There was also an apparent double suicide bombing north of the center of the city near the Stade de France national stadium, where Germany and France were playing a friendly soccer match.
French President Francois Hollande Hollande, Interior Minister Bernard Cazeneuve, and German Foreign Minister Frank-Walter Steinmeier were evacuated from the soccer match.
There were also reported attacks outside at least one restaurant, where gunmen opened fire on patrons sitting at an outdoor terrace.
Hollande has vowed to be ruthless with any attackers and accomplices who remained alive.
Calling the attacks an 'abomination' and 'barbarism,' he vowed: 'We will lead the fight. We will be merciless.'
Hollande declared a state of emergency and said he had closed the country's borders. Some 1,500 French soldiers were deployed in Paris.
The French president has canceled his participation in the G20 summit in Turkey slated for November 14 and called a Defense Council meeting at Elysee Palace.
France is to observe three days of official mourning.
World leaders are condemning the attacks.
U.S. President Barack Obama called the November 13 attacks 'an attack on all of humanity and the universal values we share.'
British Prime Minister David Cameron vowed that 'we will do whatever we can to help.'
Russian Prime Minister Dmitry Medvedev said the attacks were a call to unite against extremism.

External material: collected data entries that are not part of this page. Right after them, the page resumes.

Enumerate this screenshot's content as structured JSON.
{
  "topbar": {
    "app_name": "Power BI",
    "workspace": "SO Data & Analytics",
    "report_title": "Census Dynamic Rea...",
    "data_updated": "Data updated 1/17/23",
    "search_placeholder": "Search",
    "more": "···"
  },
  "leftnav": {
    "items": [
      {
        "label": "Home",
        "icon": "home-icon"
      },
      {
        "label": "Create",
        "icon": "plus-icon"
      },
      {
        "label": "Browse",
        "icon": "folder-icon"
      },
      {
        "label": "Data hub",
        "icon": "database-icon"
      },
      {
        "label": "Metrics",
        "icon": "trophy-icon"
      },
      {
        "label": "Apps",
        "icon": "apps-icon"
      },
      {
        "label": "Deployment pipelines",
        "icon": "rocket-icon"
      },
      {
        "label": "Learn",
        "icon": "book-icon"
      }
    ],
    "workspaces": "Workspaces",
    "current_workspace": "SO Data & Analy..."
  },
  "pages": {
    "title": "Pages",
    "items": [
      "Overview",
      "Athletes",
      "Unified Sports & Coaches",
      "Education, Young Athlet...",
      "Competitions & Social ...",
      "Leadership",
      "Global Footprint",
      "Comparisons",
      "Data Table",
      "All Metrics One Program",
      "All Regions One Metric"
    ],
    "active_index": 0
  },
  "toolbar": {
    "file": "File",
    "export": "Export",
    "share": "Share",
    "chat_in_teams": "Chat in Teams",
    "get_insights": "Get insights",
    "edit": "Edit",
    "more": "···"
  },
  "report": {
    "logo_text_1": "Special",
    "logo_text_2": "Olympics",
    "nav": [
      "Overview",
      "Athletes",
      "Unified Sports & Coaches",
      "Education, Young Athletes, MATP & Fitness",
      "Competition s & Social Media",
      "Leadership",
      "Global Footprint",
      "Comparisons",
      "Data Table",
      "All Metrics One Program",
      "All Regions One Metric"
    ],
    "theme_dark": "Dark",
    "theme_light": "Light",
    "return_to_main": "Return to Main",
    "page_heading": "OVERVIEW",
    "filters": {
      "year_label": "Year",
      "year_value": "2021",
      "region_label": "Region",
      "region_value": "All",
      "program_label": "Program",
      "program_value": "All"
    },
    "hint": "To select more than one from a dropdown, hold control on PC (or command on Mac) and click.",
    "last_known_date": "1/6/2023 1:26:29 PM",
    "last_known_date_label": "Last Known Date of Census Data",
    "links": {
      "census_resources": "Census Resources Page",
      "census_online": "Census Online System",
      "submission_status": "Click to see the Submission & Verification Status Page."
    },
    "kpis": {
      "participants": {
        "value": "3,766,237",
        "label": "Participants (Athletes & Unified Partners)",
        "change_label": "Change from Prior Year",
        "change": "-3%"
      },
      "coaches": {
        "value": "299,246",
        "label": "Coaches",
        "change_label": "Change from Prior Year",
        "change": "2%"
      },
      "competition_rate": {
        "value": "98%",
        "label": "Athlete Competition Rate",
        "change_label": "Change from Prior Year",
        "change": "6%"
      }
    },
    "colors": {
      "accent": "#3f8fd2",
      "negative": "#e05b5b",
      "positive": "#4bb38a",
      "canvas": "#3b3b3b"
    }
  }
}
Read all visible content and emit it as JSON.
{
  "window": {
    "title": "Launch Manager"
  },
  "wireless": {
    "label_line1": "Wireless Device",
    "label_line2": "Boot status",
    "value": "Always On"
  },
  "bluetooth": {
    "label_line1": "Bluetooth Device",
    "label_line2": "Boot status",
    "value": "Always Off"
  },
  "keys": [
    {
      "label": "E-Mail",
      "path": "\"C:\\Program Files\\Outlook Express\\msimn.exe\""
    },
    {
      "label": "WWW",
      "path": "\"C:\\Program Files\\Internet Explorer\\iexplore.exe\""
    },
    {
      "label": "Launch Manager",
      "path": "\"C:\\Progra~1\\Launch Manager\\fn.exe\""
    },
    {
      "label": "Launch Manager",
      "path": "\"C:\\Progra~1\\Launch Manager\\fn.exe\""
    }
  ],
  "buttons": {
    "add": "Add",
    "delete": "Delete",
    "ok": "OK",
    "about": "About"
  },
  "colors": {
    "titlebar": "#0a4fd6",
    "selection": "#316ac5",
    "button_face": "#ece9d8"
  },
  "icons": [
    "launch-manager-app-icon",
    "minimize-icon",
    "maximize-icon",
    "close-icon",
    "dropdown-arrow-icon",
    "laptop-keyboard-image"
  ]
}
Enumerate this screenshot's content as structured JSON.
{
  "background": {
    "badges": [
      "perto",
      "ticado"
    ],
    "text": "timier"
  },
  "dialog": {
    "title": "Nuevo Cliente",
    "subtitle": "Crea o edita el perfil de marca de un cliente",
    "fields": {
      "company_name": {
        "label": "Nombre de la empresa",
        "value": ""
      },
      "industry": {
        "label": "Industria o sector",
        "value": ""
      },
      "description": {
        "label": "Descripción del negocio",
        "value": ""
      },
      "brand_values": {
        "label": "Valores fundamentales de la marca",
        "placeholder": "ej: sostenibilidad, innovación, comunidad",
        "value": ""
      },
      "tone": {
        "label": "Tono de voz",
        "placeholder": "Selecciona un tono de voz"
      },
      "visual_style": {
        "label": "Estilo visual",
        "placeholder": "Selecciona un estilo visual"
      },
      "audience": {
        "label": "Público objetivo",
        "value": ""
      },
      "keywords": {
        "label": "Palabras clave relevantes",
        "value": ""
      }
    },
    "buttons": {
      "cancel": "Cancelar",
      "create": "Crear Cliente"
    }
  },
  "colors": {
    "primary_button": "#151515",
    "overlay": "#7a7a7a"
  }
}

'The Paris tragedy requires of us all to unite in the fight against extremism, to bring a strong answer to terrorists' actions,' Medvedev said in a statement published on the government's website.
Chinese President Xi Jinping condemned 'in the strongest ways this barbarous act.'
Iranian President Hassan Rohani branded the attacks 'crimes against humanity' as Tehran announced he would postpone a scheduled trip to Paris this weekend because of them.
Iranian Foreign Minister Mohammad Javad Zarif, who announced the cancellation to Iranian news media, did not say when the trip would be rescheduled.
President Recep Tayyip Erdogan of Turkey offered his condolences.
Afghan Chief Executive Abdullah Abdullah tweeted that 'these brutal, barbaric & coward attacks show that terrorists have no religion... Global efforts must eliminate terrorism.'
And the head of Sunni Islam's leading seat of learning, Cairo's Al-Azhar, condemned the attacks as 'hateful.'
'We denounce this hateful incident,' Ahmad al-Tayyeb told a conference in comments broadcast by Egyptian state television.